Çarpıcı bulduğum şey, gelişmiş silikon çipler için araçlar tasarlayan, üreten ve geliştiren şirketlerin bile Çin'den önemli gelir elde etmeye devam etmesi.

Hatırlayın ki 2022'de ABD, ABD teknolojisini kullanan ülkelerden gelen şirketlere ihracat kontrolleri uygulamaya başladı. ve satışlarını Çin ile sınırlandırdılar. Aynı zamanda ABD, Çin'in daha önce başlattığı paralel çabayı etkili bir şekilde tekrarlayarak, Chips Yasası aracılığıyla yerli yarı iletken fabrikalarının inşasını sübvanse etmeye başladı.

Tufts Üniversitesi Fletcher Okulu'nda “Çip Savaşı: Dünyanın En Kritik Teknolojisi Savaşı” yazan tarihçi Chris Miller ile konuştum.

ABD kısıtlamalarının bazı gelişmiş çiplerin bile Çin'e gönderilmesine izin verecek şekilde tasarlandığını söyledi. “ABD gerçekten de yapay zeka için kritik olan çipleri hedef alıyor. Diğerleri de geliyor.”

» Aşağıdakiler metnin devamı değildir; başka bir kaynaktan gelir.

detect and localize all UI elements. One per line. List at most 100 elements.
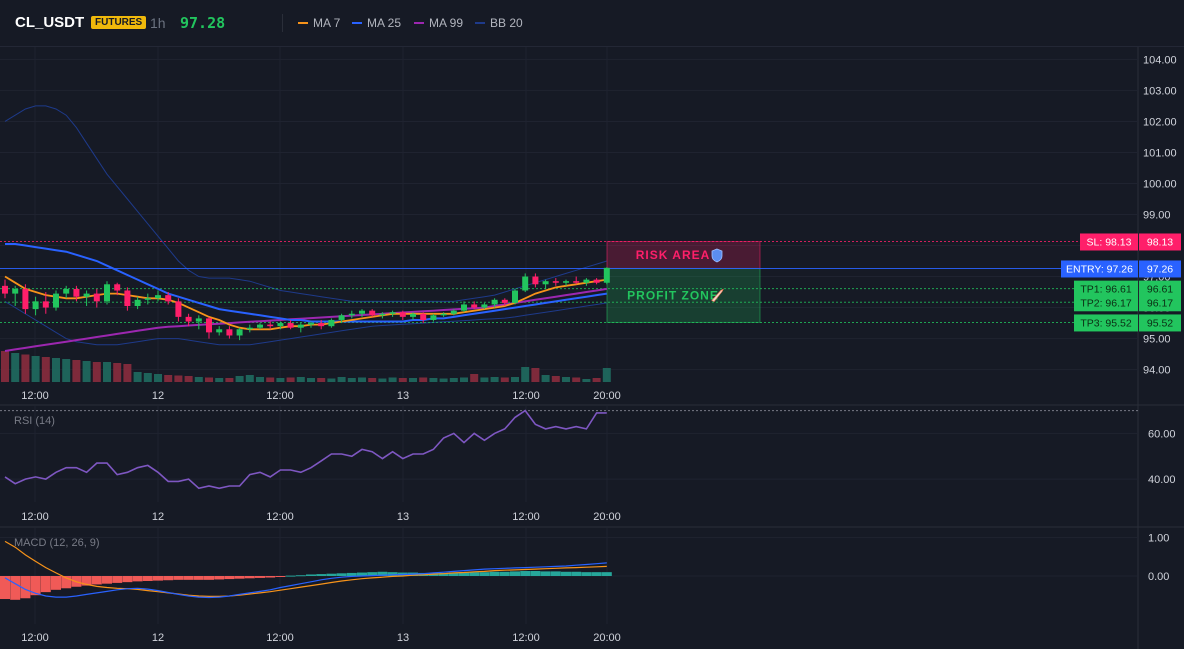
legend-swatch-ma25 xyxy=(352,22,362,24)
volume-bar xyxy=(490,377,499,382)
macd-histogram-bar xyxy=(255,576,265,578)
last-price: 97.28 xyxy=(180,14,226,32)
volume-bar xyxy=(511,377,519,382)
macd-histogram-bar xyxy=(601,572,612,576)
candle-body xyxy=(185,316,192,322)
volume-bar xyxy=(480,377,489,382)
macd-histogram-bar xyxy=(591,572,602,576)
candle-body xyxy=(165,295,172,302)
macd-histogram-bar xyxy=(0,576,10,600)
candle-body xyxy=(420,313,427,320)
macd-histogram-bar xyxy=(346,572,357,576)
candle-body xyxy=(2,285,8,294)
timeframe-selector[interactable]: 1h xyxy=(150,15,166,31)
candle-body xyxy=(236,329,243,336)
volume-bar xyxy=(225,378,234,382)
axis-price-tag-label: 95.52 xyxy=(1147,317,1173,329)
macd-histogram-bar xyxy=(387,572,398,576)
rocket-icon xyxy=(711,288,724,302)
macd-histogram-bar xyxy=(265,576,276,578)
macd-tick-label: 1.00 xyxy=(1148,533,1169,545)
macd-histogram-bar xyxy=(336,573,347,576)
volume-bar xyxy=(133,372,142,382)
candle-body xyxy=(216,329,223,333)
level-tag-label: SL: 98.13 xyxy=(1087,236,1132,248)
candle-body xyxy=(318,323,325,327)
legend-ma25[interactable]: MA 25 xyxy=(352,16,401,30)
candle-body xyxy=(83,293,90,297)
time-tick-label: 12:00 xyxy=(21,390,49,402)
volume-bar xyxy=(470,374,479,382)
volume-bar xyxy=(541,375,550,382)
candle-body xyxy=(501,299,508,303)
level-tag xyxy=(1074,294,1138,312)
volume-bar xyxy=(347,378,356,382)
futures-badge: FUTURES xyxy=(91,16,147,29)
candle-body xyxy=(53,293,59,308)
candle-body xyxy=(246,327,253,330)
macd-histogram-bar xyxy=(581,572,592,576)
volume-bar xyxy=(551,376,560,382)
candle-body xyxy=(603,267,610,283)
candle-body xyxy=(450,310,457,314)
time-tick-label: 12:00 xyxy=(512,632,540,644)
volume-bar xyxy=(592,378,601,382)
candle-body xyxy=(32,301,39,310)
axis-price-tag xyxy=(1139,260,1181,278)
volume-bar xyxy=(92,362,101,382)
volume-bar xyxy=(286,377,295,382)
candle-body xyxy=(583,279,590,283)
volume-bar xyxy=(358,377,366,382)
axis-price-tag-label: 96.17 xyxy=(1147,297,1173,309)
time-tick-label: 20:00 xyxy=(593,390,621,402)
macd-line xyxy=(4,562,607,599)
macd-histogram-bar xyxy=(30,576,41,596)
candle-body xyxy=(257,324,263,328)
candle-body xyxy=(359,310,365,314)
candle-body xyxy=(277,323,284,327)
macd-histogram-bar xyxy=(520,571,531,576)
volume-bar xyxy=(194,377,203,382)
legend-swatch-ma7 xyxy=(298,22,308,24)
volume-bar xyxy=(409,378,417,382)
macd-histogram-bar xyxy=(153,576,163,581)
candle-body xyxy=(471,304,478,308)
macd-histogram-bar xyxy=(285,575,296,577)
legend-ma99[interactable]: MA 99 xyxy=(414,16,463,30)
candle-body xyxy=(63,288,70,294)
bollinger-upper-band xyxy=(4,105,607,302)
time-tick-label: 13 xyxy=(397,511,409,523)
volume-bar xyxy=(429,378,438,382)
macd-histogram-bar xyxy=(295,575,306,577)
volume-bar xyxy=(215,378,224,382)
volume-bar xyxy=(184,376,193,382)
volume-bar xyxy=(103,362,111,382)
volume-bar xyxy=(123,364,132,382)
macd-histogram-bar xyxy=(367,572,378,576)
macd-histogram-bar xyxy=(510,571,520,576)
candle-body xyxy=(379,313,386,316)
candle-body xyxy=(430,315,437,320)
legend-ma7[interactable]: MA 7 xyxy=(298,16,340,30)
volume-bar xyxy=(521,367,530,382)
macd-histogram-bar xyxy=(51,576,61,590)
legend-label-ma25: MA 25 xyxy=(367,16,402,30)
volume-bar xyxy=(41,357,50,382)
candle-body xyxy=(338,315,345,320)
volume-bar xyxy=(143,373,152,382)
volume-bar xyxy=(276,378,285,382)
symbol-name[interactable]: CL_USDT xyxy=(15,14,85,31)
ma99-line xyxy=(4,287,607,352)
level-tag-label: ENTRY: 97.26 xyxy=(1066,263,1133,275)
axis-price-tag xyxy=(1139,233,1181,251)
volume-bar xyxy=(235,376,244,382)
macd-histogram-bar xyxy=(112,576,123,583)
legend-bb20[interactable]: BB 20 xyxy=(475,16,523,30)
axis-price-tag-label: 97.26 xyxy=(1147,263,1173,275)
volume-bar xyxy=(1,351,9,382)
axis-price-tag-label: 96.61 xyxy=(1147,284,1173,296)
volume-bar xyxy=(398,378,407,382)
rsi-pane-label: RSI (14) xyxy=(14,415,55,427)
volume-bar xyxy=(296,377,305,382)
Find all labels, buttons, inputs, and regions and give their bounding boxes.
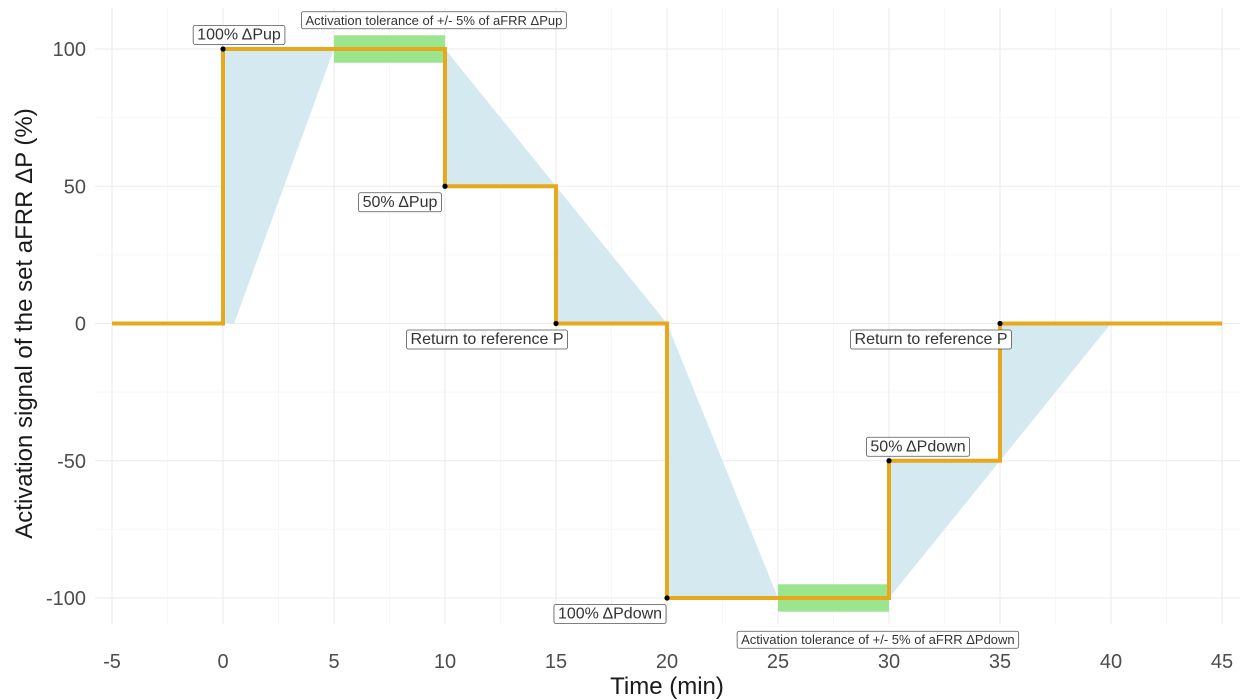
tolerance-label-0-text: Activation tolerance of +/- 5% of aFRR Δ… — [305, 13, 562, 28]
point-label-4: 50% ΔPdown — [865, 436, 971, 457]
y-axis-title: Activation signal of the set aFRR ΔP (%) — [11, 108, 38, 538]
point-label-4-text: 50% ΔPdown — [870, 438, 965, 455]
response-band-0 — [223, 49, 334, 324]
marker-point-3 — [664, 595, 670, 601]
point-label-3-text: 100% ΔPdown — [558, 606, 662, 623]
response-band-2 — [556, 186, 667, 324]
marker-point-0 — [220, 46, 226, 52]
point-label-0: 100% ΔPup — [192, 25, 286, 45]
response-band-3 — [667, 323, 778, 598]
response-bands — [223, 49, 1111, 598]
y-tick-label: 100 — [53, 39, 86, 61]
response-band-4 — [889, 460, 1000, 598]
x-tick-label: -5 — [103, 651, 121, 673]
signal-line — [112, 47, 1222, 600]
y-tick-label: 50 — [64, 176, 86, 198]
point-label-3-box — [553, 604, 667, 624]
point-label-3: 100% ΔPdown — [553, 604, 667, 624]
x-tick-label: 20 — [656, 651, 678, 673]
x-tick-label: 5 — [328, 651, 339, 673]
marker-point-1 — [442, 183, 448, 189]
tolerance-label-0: Activation tolerance of +/- 5% of aFRR Δ… — [301, 11, 567, 30]
tolerance-label-1-box — [736, 630, 1020, 649]
marker-points — [220, 46, 1003, 601]
point-label-5-box — [850, 329, 1012, 350]
point-label-0-box — [192, 25, 286, 45]
x-tick-label: 25 — [767, 651, 789, 673]
marker-point-2 — [553, 320, 559, 327]
point-label-5: Return to reference P — [850, 329, 1012, 350]
response-band-1 — [445, 49, 556, 187]
y-tick-label: -50 — [57, 451, 86, 473]
point-label-2-box — [406, 329, 568, 350]
x-tick-label: 15 — [545, 651, 567, 673]
point-label-1-text: 50% ΔPup — [363, 194, 438, 211]
tolerance-label-1: Activation tolerance of +/- 5% of aFRR Δ… — [736, 630, 1020, 649]
point-label-4-box — [865, 436, 971, 457]
annotations: 100% ΔPup 50% ΔPup Return to reference P 10… — [192, 11, 1020, 649]
tolerance-label-0-box — [301, 11, 567, 30]
point-label-2-text: Return to reference P — [411, 331, 564, 348]
x-tick-label: 45 — [1211, 651, 1233, 673]
x-tick-label: 30 — [878, 651, 900, 673]
signal-line-group — [112, 47, 1222, 600]
marker-point-5 — [997, 320, 1003, 327]
point-label-2: Return to reference P — [406, 329, 568, 350]
point-label-1-box — [358, 192, 442, 213]
y-tick-label: 0 — [75, 314, 86, 336]
y-tick-label: -100 — [46, 588, 86, 610]
response-band-5 — [1000, 323, 1111, 461]
x-tick-label: 0 — [217, 651, 228, 673]
x-axis-title: Time (min) — [610, 673, 724, 700]
marker-point-4 — [886, 458, 892, 464]
x-tick-label: 35 — [989, 651, 1011, 673]
tolerance-label-1-text: Activation tolerance of +/- 5% of aFRR Δ… — [741, 632, 1015, 647]
x-tick-label: 40 — [1100, 651, 1122, 673]
point-label-0-text: 100% ΔPup — [197, 27, 281, 44]
point-label-1: 50% ΔPup — [358, 192, 442, 213]
x-tick-label: 10 — [434, 651, 456, 673]
point-label-5-text: Return to reference P — [855, 331, 1008, 348]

Yapay zekayı mümkün kılan çiplerin önde gelen geliştiricisi Nvidia'nın en gelişmiş ürünlerini Çin'e göndermesi yasaklandı. Bu oradaki işe zarar verdi. Nvidia CEO'su Jensen Huang geçen hafta yaptığı bir konferans görüşmesinde Nvidia'nın Çin'deki işinin “teknolojimizin sınırlamaları nedeniyle” gerilediğini söyledi. FactSet, 2023 yılı için Çin'in Nvidia'nın üçüncü büyük pazarı olacağını ve toplam gelirin yüzde 16,6'sını oluşturacağını, yüzde 44,3 ile ABD'nin ve yüzde 22 ile Tayvan'ın arkasında olacağını tahmin ediyor.


Aslında, incelediğim yarı iletken şirketlerinin tümü (Nvidia, Broadcom, AMD, Intel, Taiwan Semiconductor, Samsung, Lam Research, KLA ve Tokyo Electronics) 2023'te Çin'de önemli satışlara sahipti. Çin, şirketler için en önemli üç pazardan biriydi ve çoğu durumda ilk sırada yer aldı. Örneğin Intel, satışlarının yüzde 26,8'ini Çin'de gerçekleştirdi.

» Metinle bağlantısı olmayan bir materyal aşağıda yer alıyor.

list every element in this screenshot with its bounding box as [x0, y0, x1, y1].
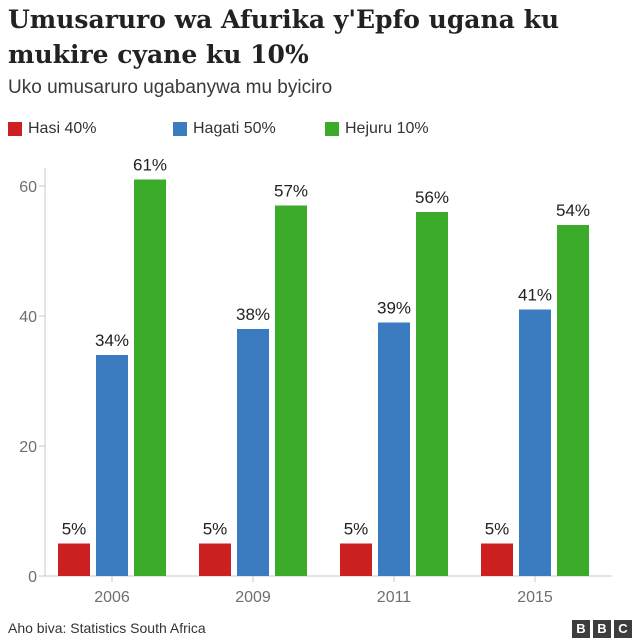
chart-legend: Hasi 40% Hagati 50% Hejuru 10%: [8, 120, 638, 142]
bbc-logo-letter: B: [572, 620, 590, 638]
legend-item-hagati: Hagati 50%: [173, 120, 276, 138]
y-tick-label: 40: [19, 309, 37, 326]
bar-value-label: 56%: [415, 188, 449, 207]
bar-value-label: 38%: [236, 305, 270, 324]
legend-swatch-hasi: [8, 122, 22, 136]
y-tick-label: 20: [19, 439, 37, 456]
bar: [275, 205, 307, 576]
bar-value-label: 5%: [62, 520, 87, 539]
bar: [557, 225, 589, 576]
bar-chart: 0 20 40 60 5% 34% 61% 2006 5% 38% 57% 2009 5% 39% 56% 2…: [19, 156, 612, 606]
bar: [237, 329, 269, 576]
bar: [416, 212, 448, 576]
bar: [134, 179, 166, 576]
bar-value-label: 54%: [556, 201, 590, 220]
chart-title: Umusaruro wa Afurika y'Epfo ugana ku muk…: [8, 5, 560, 69]
bar: [340, 543, 372, 576]
bar: [519, 309, 551, 576]
bar-value-label: 39%: [377, 299, 411, 318]
y-tick-label: 0: [28, 569, 37, 586]
legend-swatch-hagati: [173, 122, 187, 136]
legend-label-hagati: Hagati 50%: [193, 120, 276, 137]
bar: [378, 322, 410, 576]
bbc-logo: B B C: [572, 620, 632, 638]
bbc-logo-letter: C: [614, 620, 632, 638]
bar: [58, 543, 90, 576]
bar-value-label: 34%: [95, 331, 129, 350]
bar-value-label: 57%: [274, 182, 308, 201]
legend-label-hasi: Hasi 40%: [28, 120, 97, 137]
x-tick-label: 2011: [377, 589, 412, 606]
legend-swatch-hejuru: [325, 122, 339, 136]
chart-subtitle: Uko umusaruro ugabanywa mu byiciro: [8, 77, 333, 98]
bar: [96, 355, 128, 576]
x-tick-label: 2006: [94, 589, 130, 606]
bbc-logo-letter: B: [593, 620, 611, 638]
bar: [481, 543, 513, 576]
legend-item-hejuru: Hejuru 10%: [325, 120, 429, 138]
bar-value-label: 5%: [203, 520, 228, 539]
bar-value-label: 5%: [344, 520, 369, 539]
x-tick-label: 2015: [517, 589, 553, 606]
bar-value-label: 41%: [518, 286, 552, 305]
x-tick-label: 2009: [235, 589, 271, 606]
bar-value-label: 61%: [133, 156, 167, 175]
source-note: Aho biva: Statistics South Africa: [8, 620, 206, 636]
legend-label-hejuru: Hejuru 10%: [345, 120, 429, 137]
bar-value-label: 5%: [485, 520, 510, 539]
legend-item-hasi: Hasi 40%: [8, 120, 96, 138]
y-tick-label: 60: [19, 179, 37, 196]
bar: [199, 543, 231, 576]
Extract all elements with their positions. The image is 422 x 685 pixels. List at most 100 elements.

Hollandalı ASML şirketinin durumu öğreticidir. Şirket, en küçük ve en gelişmiş çiplere yönelik devreleri aşındırmak için gereken litografi makinelerini üretiyor. Şirketin finans müdürü Roger Dassen, Nisan ayında yapılan bir konferans görüşmesinde ABD yasağının Çin satışlarında yüzde 10 ila 15 oranında kesintiye neden olabileceğini söyledi.

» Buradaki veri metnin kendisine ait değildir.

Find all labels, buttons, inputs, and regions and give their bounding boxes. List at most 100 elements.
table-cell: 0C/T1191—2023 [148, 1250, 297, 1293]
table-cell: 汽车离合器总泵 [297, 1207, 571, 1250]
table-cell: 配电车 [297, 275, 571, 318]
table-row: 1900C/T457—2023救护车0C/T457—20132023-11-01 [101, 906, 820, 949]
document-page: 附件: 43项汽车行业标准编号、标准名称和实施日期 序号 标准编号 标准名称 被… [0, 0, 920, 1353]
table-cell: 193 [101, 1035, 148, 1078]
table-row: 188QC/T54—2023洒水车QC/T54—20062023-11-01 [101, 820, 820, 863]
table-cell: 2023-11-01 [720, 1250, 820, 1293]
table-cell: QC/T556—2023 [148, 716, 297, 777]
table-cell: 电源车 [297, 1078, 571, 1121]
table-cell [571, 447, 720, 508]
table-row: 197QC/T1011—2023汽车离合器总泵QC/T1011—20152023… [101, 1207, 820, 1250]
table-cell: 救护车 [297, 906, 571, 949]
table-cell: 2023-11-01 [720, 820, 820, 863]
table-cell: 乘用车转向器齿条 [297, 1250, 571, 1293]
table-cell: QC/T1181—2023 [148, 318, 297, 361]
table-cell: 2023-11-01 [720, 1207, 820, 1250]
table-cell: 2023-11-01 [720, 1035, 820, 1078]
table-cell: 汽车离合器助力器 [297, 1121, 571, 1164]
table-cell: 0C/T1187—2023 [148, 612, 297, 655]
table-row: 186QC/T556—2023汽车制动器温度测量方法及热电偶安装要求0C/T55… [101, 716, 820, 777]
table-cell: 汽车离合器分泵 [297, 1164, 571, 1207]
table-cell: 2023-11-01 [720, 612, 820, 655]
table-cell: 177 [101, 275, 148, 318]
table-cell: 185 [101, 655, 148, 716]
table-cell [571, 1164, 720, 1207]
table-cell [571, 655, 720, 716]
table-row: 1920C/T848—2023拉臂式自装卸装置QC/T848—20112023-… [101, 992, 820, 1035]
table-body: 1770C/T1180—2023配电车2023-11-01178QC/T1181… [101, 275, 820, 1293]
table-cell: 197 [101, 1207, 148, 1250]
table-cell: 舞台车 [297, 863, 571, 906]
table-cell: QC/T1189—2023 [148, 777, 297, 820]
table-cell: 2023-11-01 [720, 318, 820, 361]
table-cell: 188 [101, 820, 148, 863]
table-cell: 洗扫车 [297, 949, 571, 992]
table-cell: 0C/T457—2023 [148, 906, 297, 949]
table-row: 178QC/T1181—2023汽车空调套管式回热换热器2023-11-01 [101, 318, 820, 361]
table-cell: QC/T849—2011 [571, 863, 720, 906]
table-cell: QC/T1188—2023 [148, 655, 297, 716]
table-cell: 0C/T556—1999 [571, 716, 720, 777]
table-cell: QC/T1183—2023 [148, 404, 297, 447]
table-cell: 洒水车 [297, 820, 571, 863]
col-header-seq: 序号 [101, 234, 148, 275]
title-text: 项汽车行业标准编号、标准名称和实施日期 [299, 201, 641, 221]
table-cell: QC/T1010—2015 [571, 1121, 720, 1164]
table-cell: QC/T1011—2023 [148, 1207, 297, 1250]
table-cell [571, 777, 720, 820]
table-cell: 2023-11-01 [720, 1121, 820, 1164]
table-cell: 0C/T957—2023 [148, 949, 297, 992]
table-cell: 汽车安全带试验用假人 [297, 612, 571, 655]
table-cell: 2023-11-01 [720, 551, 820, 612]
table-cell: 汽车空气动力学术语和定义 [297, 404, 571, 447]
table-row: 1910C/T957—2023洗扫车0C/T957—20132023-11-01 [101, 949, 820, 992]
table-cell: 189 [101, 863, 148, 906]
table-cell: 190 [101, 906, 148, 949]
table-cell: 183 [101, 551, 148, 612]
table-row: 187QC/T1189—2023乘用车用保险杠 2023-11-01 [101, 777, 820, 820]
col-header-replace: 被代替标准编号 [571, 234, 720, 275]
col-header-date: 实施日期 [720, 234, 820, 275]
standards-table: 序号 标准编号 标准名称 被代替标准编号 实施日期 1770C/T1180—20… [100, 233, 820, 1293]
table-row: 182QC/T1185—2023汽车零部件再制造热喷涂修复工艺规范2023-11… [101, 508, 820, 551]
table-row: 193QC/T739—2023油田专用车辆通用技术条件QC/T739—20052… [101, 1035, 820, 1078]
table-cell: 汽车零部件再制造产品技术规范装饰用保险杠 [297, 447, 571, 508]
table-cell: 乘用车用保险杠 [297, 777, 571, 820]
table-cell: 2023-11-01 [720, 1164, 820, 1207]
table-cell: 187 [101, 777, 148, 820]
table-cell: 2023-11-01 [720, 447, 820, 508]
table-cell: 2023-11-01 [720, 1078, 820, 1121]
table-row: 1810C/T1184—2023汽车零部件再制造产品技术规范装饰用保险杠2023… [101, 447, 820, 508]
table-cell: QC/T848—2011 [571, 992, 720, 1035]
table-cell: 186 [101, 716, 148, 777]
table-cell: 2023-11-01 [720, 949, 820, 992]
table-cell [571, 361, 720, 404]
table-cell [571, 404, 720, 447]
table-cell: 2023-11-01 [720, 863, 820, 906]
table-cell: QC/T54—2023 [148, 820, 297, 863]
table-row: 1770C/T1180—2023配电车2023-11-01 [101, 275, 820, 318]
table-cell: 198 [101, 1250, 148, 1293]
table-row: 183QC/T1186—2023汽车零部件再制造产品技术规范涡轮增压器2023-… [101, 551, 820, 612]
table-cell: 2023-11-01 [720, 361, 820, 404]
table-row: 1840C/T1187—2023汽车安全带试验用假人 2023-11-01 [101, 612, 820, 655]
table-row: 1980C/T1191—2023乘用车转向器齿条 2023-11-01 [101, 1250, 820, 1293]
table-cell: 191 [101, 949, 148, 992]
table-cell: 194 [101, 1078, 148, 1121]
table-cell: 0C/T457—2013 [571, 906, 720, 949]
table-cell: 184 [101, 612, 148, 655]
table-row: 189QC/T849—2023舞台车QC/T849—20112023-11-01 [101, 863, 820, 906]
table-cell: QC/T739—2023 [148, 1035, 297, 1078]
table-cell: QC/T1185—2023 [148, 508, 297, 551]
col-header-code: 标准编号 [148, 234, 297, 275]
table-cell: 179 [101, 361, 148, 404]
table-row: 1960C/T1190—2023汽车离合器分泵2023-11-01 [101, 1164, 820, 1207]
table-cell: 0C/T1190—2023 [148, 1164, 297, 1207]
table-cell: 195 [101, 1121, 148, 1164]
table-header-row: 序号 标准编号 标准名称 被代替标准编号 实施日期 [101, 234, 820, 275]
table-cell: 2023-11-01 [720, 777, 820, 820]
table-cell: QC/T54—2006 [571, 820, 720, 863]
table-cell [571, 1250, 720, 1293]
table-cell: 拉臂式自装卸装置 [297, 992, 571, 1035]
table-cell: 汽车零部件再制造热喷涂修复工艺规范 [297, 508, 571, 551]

Yine de, “Bu yıl Çin'de hala güçlü satış seviyeleri bekliyoruz.” FactSet, ASML'nin 2023'teki satışlarının yüzde 25,8'ini Çin'de oluşturduğunu tahmin ediyor. ABD'deki satışlar yalnızca yüzde 11,4 oldu.

Apple'ı düşünün. Sadece Çin, şirketin 2023'teki satışlarının yüzde 17,8'ini gerçekleştirerek ABD'den sonra ikinci sırada yer almıyor. Aynı zamanda Apple'ın rutin olarak Çin'e ve Çin'den büyük miktarlarda küçük, sofistike, son teknoloji ürünü yarı iletkenler göndermesi de söz konusu. Miller, “Yönetmelikler bunun olmasına izin verecek şekilde yazıldı” dedi.

Cebimdeki iPhone 15, Kaliforniya'da Apple tarafından tasarlanan, Tayvan'da üretilen, montaj için Çin'e gönderilen ve ardından New York'taki benim gibi tüketicilere geri gönderilen dört nanometrelik bir çip içeriyor. iPhone 15 Pro halihazırda üç nanometrelik çipler kullanıyor ve Apple, Taiwan Semiconductor'ın daha da gelişmiş iki nanometrelik çiplerini bünyesine katmaya hazırlanıyor. Bu teknolojilerin tümü Çin'in ticari kapasitesinin ötesindedir. Apple yorum talebine yanıt vermedi.


Geçtiğimiz hafta Çin, Tayvan çevresindeki sularda askeri tatbikatlar gerçekleştirerek adadaki bağımsızlık hareketlerine karşı “sert bir uyarı” yayınladı. Çin ayrıca küresel borsaların yakıtı haline gelen gelişmiş silikon çiplere erişimi kesebileceğini de gösterdi.

Küreselleşmenin zirvesi geçmiş olabilir ama zirveler gelir ve gider. Uzun vadeli eğilimler çok önemlidir.

ABD ve Çin'in barış içinde bir arada yaşaması herkesin çıkarınadır. Kâr arayışında olan dünya şirketleri hâlâ bunu gerçekleştirmenin yollarını buluyor.